Urban Poor: China’s changing demographic

The rapid pace of urbanization in China during the past 3 decades has led to a demographic shift of unprecedented proportions. Within less than one generation, China’s population has shifted from being less than 20% urban to being more than 50% urban, resulting in the staggering addition of some 400 million people to China’s growing cities. Entire villages on the outskirts of China’s rapidly growing urban centers are being swallowed up whole along the way, creating a unique juxtaposition of rapid economic economic growth, conspicuous consumption, and new urban poverty co-exisiting side by side in an uneasy equilibrium. The significant income gap between the urban rich and the urban poor has never been more obvious.

Migrant worker families, jobless young people, single-parent families and prostitutes are among the urban poor whose needs are marginalised in this shifting situation.
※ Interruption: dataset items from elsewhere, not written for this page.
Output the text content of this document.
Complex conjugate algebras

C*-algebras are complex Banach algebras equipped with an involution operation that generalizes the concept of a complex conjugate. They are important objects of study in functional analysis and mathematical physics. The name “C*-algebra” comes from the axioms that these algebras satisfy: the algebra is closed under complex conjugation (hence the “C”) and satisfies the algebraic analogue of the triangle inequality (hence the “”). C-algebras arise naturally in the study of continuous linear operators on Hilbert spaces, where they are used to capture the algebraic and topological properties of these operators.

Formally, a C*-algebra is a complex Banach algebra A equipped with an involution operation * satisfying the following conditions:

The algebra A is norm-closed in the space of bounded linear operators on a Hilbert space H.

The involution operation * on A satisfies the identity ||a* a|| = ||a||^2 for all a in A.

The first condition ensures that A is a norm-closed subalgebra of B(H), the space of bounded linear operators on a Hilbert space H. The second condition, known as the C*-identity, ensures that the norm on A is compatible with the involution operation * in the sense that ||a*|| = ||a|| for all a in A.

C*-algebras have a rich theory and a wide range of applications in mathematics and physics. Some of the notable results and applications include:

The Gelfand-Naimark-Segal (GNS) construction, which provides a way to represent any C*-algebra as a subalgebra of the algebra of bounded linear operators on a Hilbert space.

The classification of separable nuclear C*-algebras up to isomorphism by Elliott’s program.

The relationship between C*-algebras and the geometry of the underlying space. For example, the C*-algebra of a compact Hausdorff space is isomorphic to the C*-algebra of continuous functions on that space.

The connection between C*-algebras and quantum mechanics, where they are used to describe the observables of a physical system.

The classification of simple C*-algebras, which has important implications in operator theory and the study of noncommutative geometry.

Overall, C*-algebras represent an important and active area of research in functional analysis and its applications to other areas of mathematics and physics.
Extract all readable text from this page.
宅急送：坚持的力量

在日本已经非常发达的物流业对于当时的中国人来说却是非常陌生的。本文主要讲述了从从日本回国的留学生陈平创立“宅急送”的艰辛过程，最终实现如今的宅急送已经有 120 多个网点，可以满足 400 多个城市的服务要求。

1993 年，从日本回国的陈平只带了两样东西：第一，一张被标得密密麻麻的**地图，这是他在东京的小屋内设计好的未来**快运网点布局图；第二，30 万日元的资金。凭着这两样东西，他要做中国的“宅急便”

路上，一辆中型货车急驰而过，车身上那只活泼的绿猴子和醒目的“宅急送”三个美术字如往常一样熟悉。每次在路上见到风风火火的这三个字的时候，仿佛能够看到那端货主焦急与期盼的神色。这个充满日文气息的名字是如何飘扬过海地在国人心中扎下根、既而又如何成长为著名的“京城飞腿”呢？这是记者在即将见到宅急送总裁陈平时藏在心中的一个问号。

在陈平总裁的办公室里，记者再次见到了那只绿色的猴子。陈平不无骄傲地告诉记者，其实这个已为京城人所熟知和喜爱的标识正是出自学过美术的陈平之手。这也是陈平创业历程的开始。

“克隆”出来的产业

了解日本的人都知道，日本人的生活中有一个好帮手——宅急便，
Until the beginning of the 1990s, poverty in China was regarded largely as a rural phenomenon and the rural poor were the focus of anti-poverty policies. Poverty relief was confined to the small section of the urban population. The able-bodied did not qualify for relief; they were obliged to work and the government was under obligation to provide them with a job, albeit at very low pay and not immediately. But in the 1990s urban poverty came to be seen as a problem that potentially threatened a substantial percentage of the urban population. Unlike in the past, the government has not been able to provide the urban labour force with a job guarantee.

The severity of urban poverty might have been greatly underestimated, because the so-called urban population in the official statistics usually excludes two groups of people, according to the report published in the Beijing-based China Economic Times.

One is the shifting population, usually farmers moving to and among cities; the other, those living in suburban areas, who are actually living through non-farming means, but still counted as “farmers” due to their residency. The mobile population usually suffer most from the urban poverty, said the report.